Giant pandas remain an endangered species despite the births of 23 cubs in Chinese zoos over the past two months, a leading panda researcher in southwest China's Sichuan Province said Thursday.
Giant panda still endangered despite baby boom.[File photo] |
"The baby boom began in early July, with 23 cubs born in captivity -- 14 at the Wolong research center, eight in Chengdu and one in Beijing," said Zhang Zhihe, director of the Chengdu Research Base of Giant Panda Breeding.
Since the boom, the total number of giant pandas in captivity at zoos worldwide had topped 300, a target Chinese scientists set in 2002, said Zhang.
"It's good news, but the number is still not big enough for the bears to be taken off the endangered list," said Zhang.
China's panda experts believe the 300 pandas in captivity are the minimum viable population for the species to reproduce and sustain in 100 years to come.
To achieve that goal, Zhang and his colleagues have worked to expand the panda population by helping the sex-shy animal breed since the Chengdu base was founded in 1989.
"The growth in the number of artificially-bred pandas, however, was inevitably accompanied by a decline in the quality and genetic diversity, as many captive pandas are blood relations," said Zhang. "This will hinder the species' survival in the long run."
While all the captive-bred pandas were offspring of the 46 wild pandas who were first kept in zoos, he said 61.4 percent of them were offspring of four giant pandas -- Pan Pan and Dong Dong at the Wolong China Giant Panda Protection and Research Center, and Ha Lan and Lin Nan at the Chengdu base.
Pan Pan alone had 107 offspring, said Zhang. "It's hard to avoid inbreeding when so many pandas share the same blood."
Panda researchers have therefore shifted their focus from quantity to quality, he said. "We're no more satisfied with the mere expansion of the species.
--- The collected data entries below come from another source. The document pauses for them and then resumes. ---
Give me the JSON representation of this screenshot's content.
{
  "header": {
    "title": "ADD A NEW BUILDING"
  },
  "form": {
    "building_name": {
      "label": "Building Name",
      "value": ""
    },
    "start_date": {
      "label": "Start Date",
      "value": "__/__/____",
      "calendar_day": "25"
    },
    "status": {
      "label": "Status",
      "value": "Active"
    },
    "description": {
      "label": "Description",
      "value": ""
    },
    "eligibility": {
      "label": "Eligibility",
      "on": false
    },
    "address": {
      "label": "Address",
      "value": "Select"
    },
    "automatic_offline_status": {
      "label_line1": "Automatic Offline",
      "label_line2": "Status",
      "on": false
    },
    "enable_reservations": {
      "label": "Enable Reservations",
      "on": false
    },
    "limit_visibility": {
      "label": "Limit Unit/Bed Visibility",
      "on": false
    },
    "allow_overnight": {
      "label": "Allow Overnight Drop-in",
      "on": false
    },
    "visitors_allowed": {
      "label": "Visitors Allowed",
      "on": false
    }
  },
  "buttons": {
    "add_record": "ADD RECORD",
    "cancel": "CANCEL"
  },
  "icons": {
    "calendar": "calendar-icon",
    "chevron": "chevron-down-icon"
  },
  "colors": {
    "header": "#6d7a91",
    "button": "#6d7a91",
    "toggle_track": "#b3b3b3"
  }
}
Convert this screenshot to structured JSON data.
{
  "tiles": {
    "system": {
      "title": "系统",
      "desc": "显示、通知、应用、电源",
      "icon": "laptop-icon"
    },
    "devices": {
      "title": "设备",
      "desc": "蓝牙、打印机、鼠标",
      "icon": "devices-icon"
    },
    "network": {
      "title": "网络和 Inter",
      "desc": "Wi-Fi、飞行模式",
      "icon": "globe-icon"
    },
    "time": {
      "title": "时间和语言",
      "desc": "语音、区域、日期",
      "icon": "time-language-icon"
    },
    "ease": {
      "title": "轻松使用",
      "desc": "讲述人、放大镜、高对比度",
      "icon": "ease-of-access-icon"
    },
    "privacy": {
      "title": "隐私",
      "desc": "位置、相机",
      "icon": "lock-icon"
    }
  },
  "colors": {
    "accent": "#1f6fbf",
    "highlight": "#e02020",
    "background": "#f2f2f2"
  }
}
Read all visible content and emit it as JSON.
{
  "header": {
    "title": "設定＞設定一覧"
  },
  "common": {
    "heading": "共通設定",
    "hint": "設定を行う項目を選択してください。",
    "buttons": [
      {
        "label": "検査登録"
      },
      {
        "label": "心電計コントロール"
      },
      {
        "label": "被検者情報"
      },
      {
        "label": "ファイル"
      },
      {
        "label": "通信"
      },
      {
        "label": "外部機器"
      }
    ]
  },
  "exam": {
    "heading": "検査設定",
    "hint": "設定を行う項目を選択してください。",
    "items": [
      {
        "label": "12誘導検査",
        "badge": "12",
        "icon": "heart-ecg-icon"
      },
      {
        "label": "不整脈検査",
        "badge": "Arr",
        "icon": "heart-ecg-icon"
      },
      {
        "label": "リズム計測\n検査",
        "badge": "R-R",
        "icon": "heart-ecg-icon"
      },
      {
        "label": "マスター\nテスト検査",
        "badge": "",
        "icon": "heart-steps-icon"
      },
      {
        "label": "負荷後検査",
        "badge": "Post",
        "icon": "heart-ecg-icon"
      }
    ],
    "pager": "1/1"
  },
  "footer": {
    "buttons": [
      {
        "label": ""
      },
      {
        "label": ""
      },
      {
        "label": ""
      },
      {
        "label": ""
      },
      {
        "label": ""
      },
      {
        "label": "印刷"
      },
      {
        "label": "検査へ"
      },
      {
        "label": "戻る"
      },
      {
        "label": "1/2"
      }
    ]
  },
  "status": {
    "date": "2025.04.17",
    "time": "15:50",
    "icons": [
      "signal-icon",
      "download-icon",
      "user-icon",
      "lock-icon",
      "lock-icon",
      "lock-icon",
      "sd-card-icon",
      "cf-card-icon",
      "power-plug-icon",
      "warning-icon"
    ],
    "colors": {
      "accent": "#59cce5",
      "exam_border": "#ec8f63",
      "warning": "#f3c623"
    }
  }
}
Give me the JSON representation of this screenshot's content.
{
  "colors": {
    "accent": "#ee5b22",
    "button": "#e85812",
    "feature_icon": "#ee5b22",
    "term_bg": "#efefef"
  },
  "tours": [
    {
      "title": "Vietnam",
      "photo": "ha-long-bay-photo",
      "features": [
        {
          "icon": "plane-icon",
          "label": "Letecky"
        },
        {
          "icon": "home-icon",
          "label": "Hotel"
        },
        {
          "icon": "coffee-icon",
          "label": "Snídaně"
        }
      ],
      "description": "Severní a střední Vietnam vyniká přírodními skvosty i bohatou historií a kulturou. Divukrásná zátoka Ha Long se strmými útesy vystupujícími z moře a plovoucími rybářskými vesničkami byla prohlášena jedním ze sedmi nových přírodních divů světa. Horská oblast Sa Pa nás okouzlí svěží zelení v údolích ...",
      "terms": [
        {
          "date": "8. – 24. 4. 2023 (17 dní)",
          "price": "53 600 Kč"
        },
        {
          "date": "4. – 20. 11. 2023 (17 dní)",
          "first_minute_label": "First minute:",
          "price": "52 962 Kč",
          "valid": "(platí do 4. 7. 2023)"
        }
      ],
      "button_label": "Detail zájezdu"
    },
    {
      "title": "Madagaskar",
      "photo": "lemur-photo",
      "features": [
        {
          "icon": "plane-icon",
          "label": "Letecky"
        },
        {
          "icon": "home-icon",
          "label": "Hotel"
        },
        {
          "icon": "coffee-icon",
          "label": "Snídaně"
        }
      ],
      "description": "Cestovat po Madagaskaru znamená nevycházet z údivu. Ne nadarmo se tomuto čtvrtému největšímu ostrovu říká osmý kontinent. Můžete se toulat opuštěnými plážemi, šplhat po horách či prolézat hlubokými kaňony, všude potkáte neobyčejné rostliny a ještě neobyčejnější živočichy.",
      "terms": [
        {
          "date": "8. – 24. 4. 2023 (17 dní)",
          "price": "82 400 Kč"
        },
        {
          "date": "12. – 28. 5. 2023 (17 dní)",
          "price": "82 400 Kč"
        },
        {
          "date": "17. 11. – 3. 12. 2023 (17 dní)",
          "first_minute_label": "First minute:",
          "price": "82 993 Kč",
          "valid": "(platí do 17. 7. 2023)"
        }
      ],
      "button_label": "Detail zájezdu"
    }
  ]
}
Rather, we are aiming to improve the quality of the breeding."
Zhang said Chinese zoos had been working to avoid inbreeding by swapping either pandas or their frozen sperm since 2004.
Meanwhile, wild training of zoo pandas has topped the agenda at the Chengdu base and the Wolong center, China's top two panda research bodies, in the hope the bears will eventually return to the wild.